Es könnte ein weggeworfener Zigarettenstummel gewesen sein, vermutete die Leiterin der Außenstelle Lieberose der Stiftung Naturlandschaften Brandenburg, Jenny Eisenschmidt. Auch der Leiter der Oberförsterei Lieberose, Axel Becker, schätzt, dass der Brand durch einen Menschen ausgelöst wurde. «Der genaue Grund wird aber wohl ungeklärt bleiben.» Die Stiftung betreut ein mehrere tausend Hektar großes Teilgebiet des ehemaligen Truppenübungsplatzes, wo zu DDR-Zeiten Sowjetpanzer Schießübungen machten.

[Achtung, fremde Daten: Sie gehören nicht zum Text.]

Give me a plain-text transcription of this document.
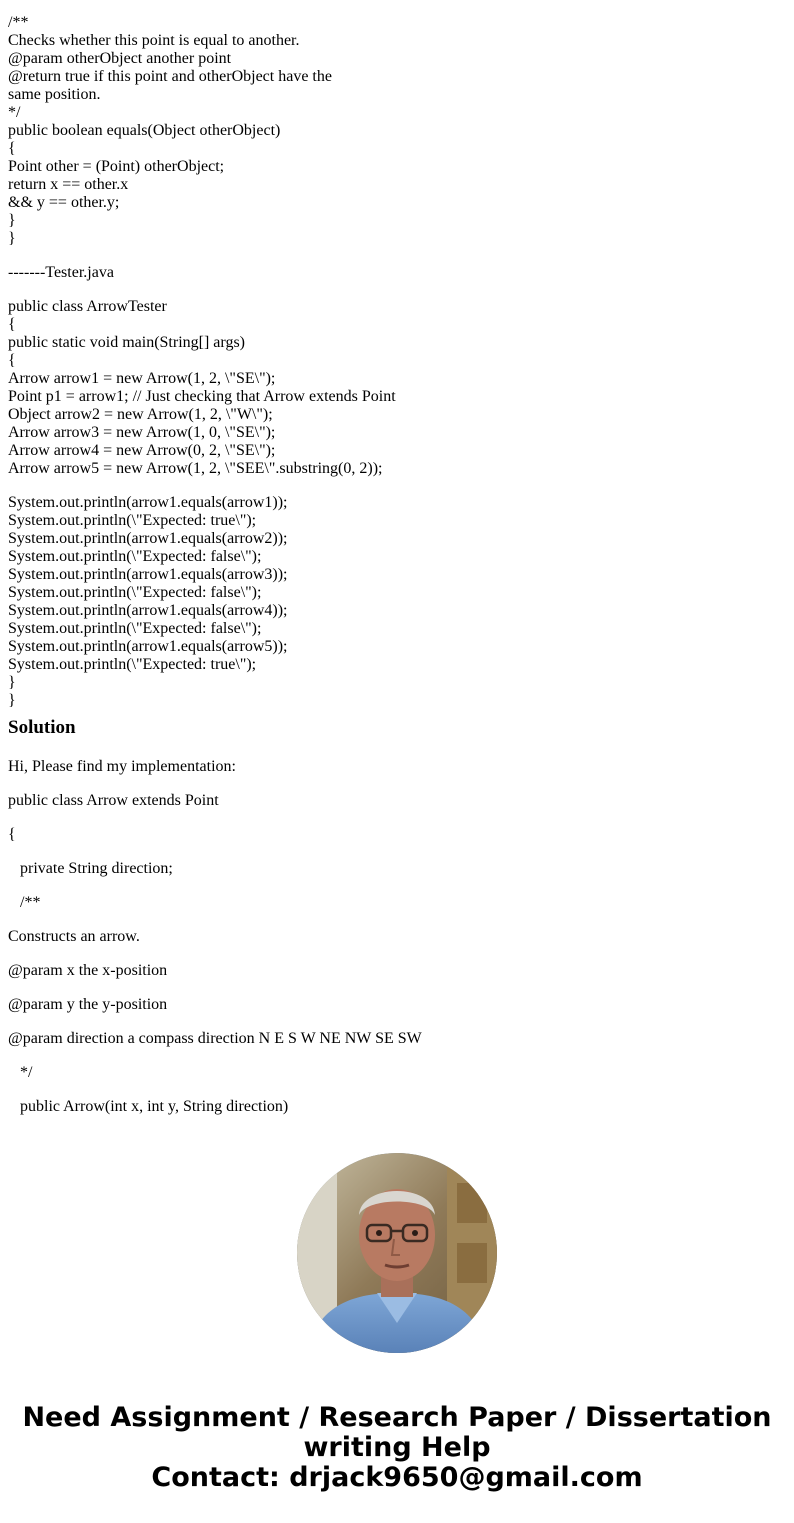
/**
Checks whether this point is equal to another.
@param otherObject another point
@return true if this point and otherObject have the
same position.
*/
public boolean equals(Object otherObject)
{
Point other = (Point) otherObject;
return x == other.x
&& y == other.y;
}
}
-------Tester.java
public class ArrowTester
{
public static void main(String[] args)
{
Arrow arrow1 = new Arrow(1, 2, \"SE\");
Point p1 = arrow1; // Just checking that Arrow extends Point
Object arrow2 = new Arrow(1, 2, \"W\");
Arrow arrow3 = new Arrow(1, 0, \"SE\");
Arrow arrow4 = new Arrow(0, 2, \"SE\");
Arrow arrow5 = new Arrow(1, 2, \"SEE\".substring(0, 2));
System.out.println(arrow1.equals(arrow1));
System.out.println(\"Expected: true\");
System.out.println(arrow1.equals(arrow2));
System.out.println(\"Expected: false\");
System.out.println(arrow1.equals(arrow3));
System.out.println(\"Expected: false\");
System.out.println(arrow1.equals(arrow4));
System.out.println(\"Expected: false\");
System.out.println(arrow1.equals(arrow5));
System.out.println(\"Expected: true\");
}
}
Solution

Hi, Please find my implementation:

public class Arrow extends Point

{

private String direction;

/**

Constructs an arrow.

@param x the x-position

@param y the y-position

@param direction a compass direction N E S W NE NW SE SW

*/

public Arrow(int x, int y, String direction)

Need Assignment / Research Paper / Dissertation
writing Help
Contact: drjack9650@gmail.com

Regen hat Feuer in Lieberoser Heide gelöscht

Im Mai 2017 hatten 250 Hektar der Lieberoser Heide gebrannt. Viele Feuerwehrleute waren im Einsatz gewesen. Aus Sicherheitsgründen konnten sie aber nicht zu allen Flammen vordringen - alte Munition befindet sich noch im Boden. Ein heftiges Unwetter mit Gewitter und Starkregen hatte die Flammen schließlich gelöscht. Es handelte sich um den größten Waldbrand im vergangenen Jahr in Brandenburg. Die Lieberoser Heide erstreckt sich über 25.500 Hektar Fläche. Ein Teil davon (3150 Hektar) gehört seit 2003 der Stiftung Naturlandschaften Brandenburg. Andere Gebiete in der Heide gehören zum Landeswald.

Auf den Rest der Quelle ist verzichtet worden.